Les jeunes français manqueraient de culture historique selon un sondage paru dans la Tribune du dimanche. L’occasion pour l’historien Claude Lelièvre de montrer que le choix de l’enseignement des dates emblématiques de notre Histoire est plus souvent lié à une tendance politique qu’à un patrimoine historique à préserver et valoriser.

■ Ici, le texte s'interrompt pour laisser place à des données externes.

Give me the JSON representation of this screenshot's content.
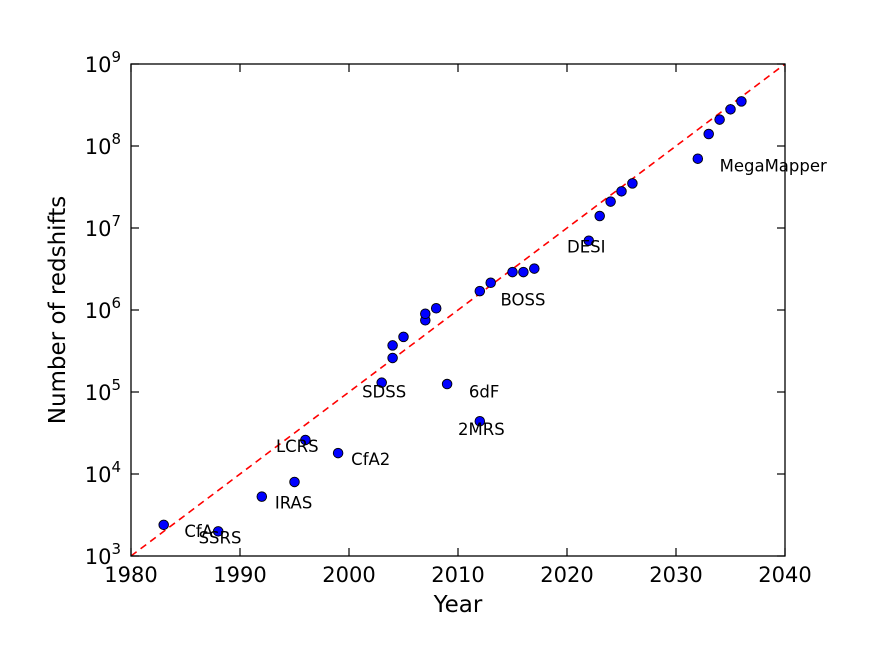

Dans une tribune parue dans le Café Pédagogique du 19 janvier dernier , Joëlle Alazard, présidente de l’Association des professeurs d’histoire -géographie, a affirmé à juste titre qu’il ne convenait pas de « nourrir la psychose décliniste sur l’enseignement de l’histoire » tout en indiquant que « les programmes sont denses, les élèves connaissent peut-être moins bien certains repères qu’auparavant (les dates de construction ou de la chute du mur de Berlin, pour reprendre le sondage Opinion way) et nous devons nous battre pour que les grands repères chronologiques soient bien acquis… ce qui a toujours été le cas, d’ailleurs ! »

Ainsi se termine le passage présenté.